At the day job we had this "funny" situation where some timestamps are in milliseconds (coming from javascript clients) and some in seconds. Time is notoriously difficult to deal with. In haskell, my goto library is datetime which wraps nicely a lot of other primitives.
Dealing with timestamps in seconds is easy: toSeconds
and fromSeconds
makes short work.
Dealing with timestamps in milliseconds however...
The following snippets requires the packages datetime
and time
.
import Data.Time.LocalTime as LocalTime
import Data.Time.Clock as Clock
import Data.DateTime as DT
fromMilliseconds :: Int -> UTCTime
fromMilliseconds ts =
let (s, ms) = ts `divMod` 1000
utct = DT.fromSeconds $ fromIntegral s
day = Clock.utctDay utct
(_, _, _, hours, minutes, seconds) = DT.toGregorian utct
tod = LocalTime.TimeOfDay
hours
minutes
(fromIntegral seconds + fromIntegral ms * 0.001)
in UTCTime day (LocalTime.timeOfDayToTime tod)

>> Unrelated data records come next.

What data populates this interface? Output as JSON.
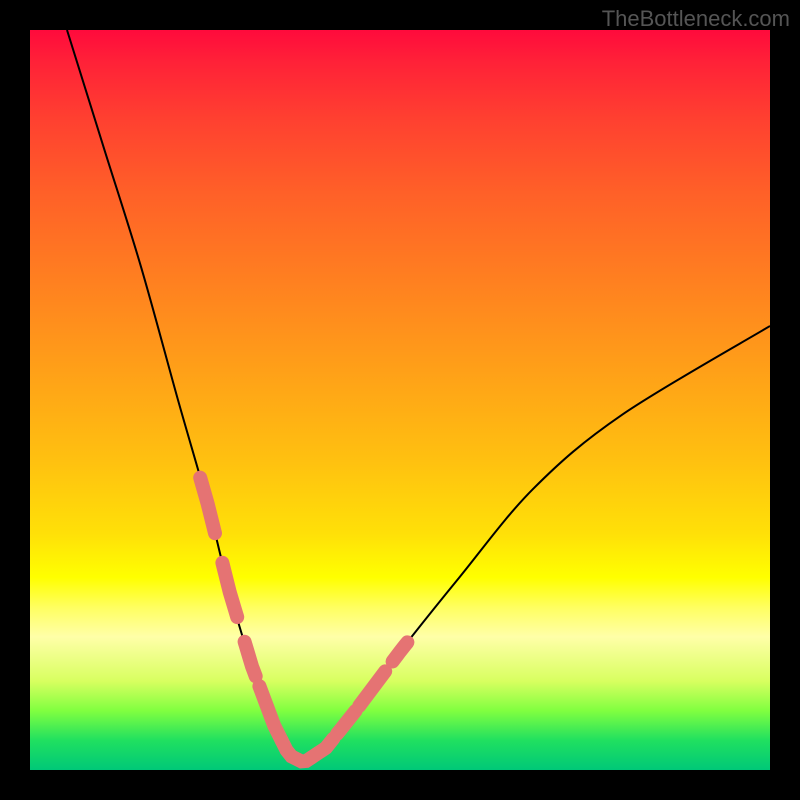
{
  "watermark": "TheBottleneck.com",
  "chart_data": {
    "type": "line",
    "title": "",
    "xlabel": "",
    "ylabel": "",
    "xlim": [
      0,
      100
    ],
    "ylim": [
      0,
      100
    ],
    "grid": false,
    "legend": false,
    "description": "Asymmetric V-curve over vertical rainbow gradient (red=top/bad, green=bottom/optimal). Minimum lies near x≈35. Left branch descends steeply from top-left; right branch rises more gently to mid-right. Short pink overlay segments mark data points on both branches near the trough.",
    "series": [
      {
        "name": "curve",
        "x": [
          5,
          10,
          15,
          20,
          24,
          27,
          30,
          33,
          35,
          37,
          40,
          44,
          50,
          58,
          68,
          80,
          100
        ],
        "y": [
          100,
          84,
          68,
          50,
          36,
          24,
          14,
          6,
          2,
          1,
          3,
          8,
          16,
          26,
          38,
          48,
          60
        ]
      }
    ],
    "highlight_segments_x": [
      [
        23,
        25
      ],
      [
        26,
        28
      ],
      [
        29,
        30.5
      ],
      [
        31,
        34
      ],
      [
        34,
        38
      ],
      [
        38,
        41
      ],
      [
        41.5,
        44
      ],
      [
        44.5,
        48
      ],
      [
        49,
        51
      ]
    ],
    "colors": {
      "curve": "#000000",
      "highlight": "#e57373",
      "gradient_top": "#ff0a3c",
      "gradient_bottom": "#00c878"
    }
  }
}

toMilliseconds :: UTCTime -> Int
toMilliseconds t =
let diff = Clock.utctDayTime t
ms = truncate (diff * 1000) `rem` 1000
secs = DT.toSeconds t
in fromInteger secs * 1000 + ms
I've created an issue on the datetime repository to add these functions, but it seems dead at the moment :/ Hopefully this will make it at some point.